O mercado da moda e o meio ambiente

Cerca de 80 bilhões de peças de roupas novas são comercializadas por ano em todo o mundo. O mapa da produção mundial começou a mudar na década de 1980, saindo dos Estados Unidos, Europa e Japão para países emergentes da Ásia e, mais recentemente, leste europeu, norte da África e Caribe. A Ásia é responsável por cerca de 73% do volume total produzido no mundo, com destaque, por ordem, para: China, Índia, Paquistão, Coreia do Sul, Taiwan, Indonésia, Malásia, Tailândia e Bangladesh.

Segundo dados da Abit (Associação Brasileira da Indústria Têxtil e de Confecção), principal entidade representante do setor no Brasil, o país é o quinto maior produtor de vestuário e está entre um dos principais mercados têxteis do mundo. Por ano, são produzidas 5,9 bilhões de peças, dentre vestuário, meias e acessórios de cama, mesa e banho.

A indústria da moda está envolvida em um paradoxo, que pode ajudar a refletir e repensar sobre as nossas verdadeiras necessidades de consumo dos tempos atuais. Ao mesmo tempo em que houve queda mundial do número de vezes que uma roupa é utilizada, as vendas do setor dobraram entre 2000 e 2015.

Esta é a conclusão do estudo “A new textiles economy: Redesigning fashion’s future” (Uma nova economia para o setor têxtil: redesenhando o futuro da moda), que saiu no final de 2017 e foi produzido pela Ellen Macarthur Foundation.
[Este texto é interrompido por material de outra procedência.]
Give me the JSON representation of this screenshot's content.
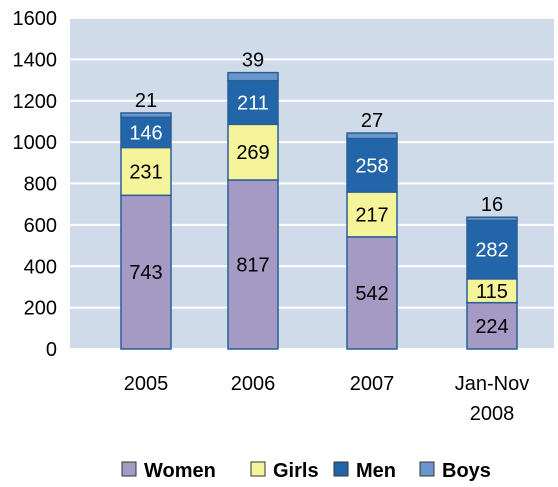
{
  "chart_data": {
    "type": "bar",
    "stacked": true,
    "categories": [
      "2005",
      "2006",
      "2007",
      "Jan-Nov\n2008"
    ],
    "series": [
      {
        "name": "Women",
        "color": "#a59ac4",
        "label_color": "#000000",
        "values": [
          743,
          817,
          542,
          224
        ]
      },
      {
        "name": "Girls",
        "color": "#f6f49a",
        "label_color": "#000000",
        "values": [
          231,
          269,
          217,
          115
        ]
      },
      {
        "name": "Men",
        "color": "#2265a8",
        "label_color": "#ffffff",
        "values": [
          146,
          211,
          258,
          282
        ]
      },
      {
        "name": "Boys",
        "color": "#6a96cc",
        "label_color": "#000000",
        "values": [
          21,
          39,
          27,
          16
        ]
      }
    ],
    "ylim": [
      0,
      1600
    ],
    "yticks": [
      0,
      200,
      400,
      600,
      800,
      1000,
      1200,
      1400,
      1600
    ],
    "grid": true,
    "legend_position": "bottom",
    "plot_background": "#cfdbe9"
  }
}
Segundo a publicação, altos montantes de recursos não renováveis são aplicados para produzir roupas que, em um curto período, serão descartadas e mandadas para o aterro sanitário ou incineradas.

Um agravante nesse cenário é que alguns tipos de roupas soltam microfibras plásticas, das quais cerca de meio milhão de toneladas todo ano contribuem com a poluição dos oceanos.

A indústria têxtil do Brasil em números anuais:

– Faturamento: US$ 45 bilhões

– Investimento: R$ 1,9 bilhão

– Produção têxtil: 1,7 milhão de toneladas

– Produção de confecção: 5,9 bilhões de peças, dentre vestuário, meias e acessórios de cama, mesa e banho

Fonte: Abit (Associação Brasileira da Indústria Têxtil e de Confecção) – Dados 2017

Slow fashion

Na busca de alternativas para a diminuição dos impactos ambientais, marcas brasileiras ou os chamados “novos criadores da moda”, como se autodenominam os novos estilistas, vêm se inspirando no conceito de slow fashion, um movimento sustentável do mundo da moda, com enfoque na consciência socioambiental com produções em pequena e média escala.

A responsabilidade em relação à redução do desperdício de tecidos fez com que os amigos e estudantes de publicidade Lucca Cattani, de 20 anos e Fábio Triguetti, de 22 anos, chegassem até o Banco de Tecidos. Há três anos eles decidiram investir no ramo de confecção e vendas de peças slow fashion online, um modelo de negócio que eles chamam de “personalizado”, em que a pessoa “mergulha” no processo de confecção das peças. “Quando falamos de uma marca hoje, pensamos no nome da marca e o que ela representa. Não pensamos no processo do qual ela participou, quem está envolvido nesse processo, como ele funciona, as vidas que estão envolvidas em tudo isso”, ressalta Lucca. 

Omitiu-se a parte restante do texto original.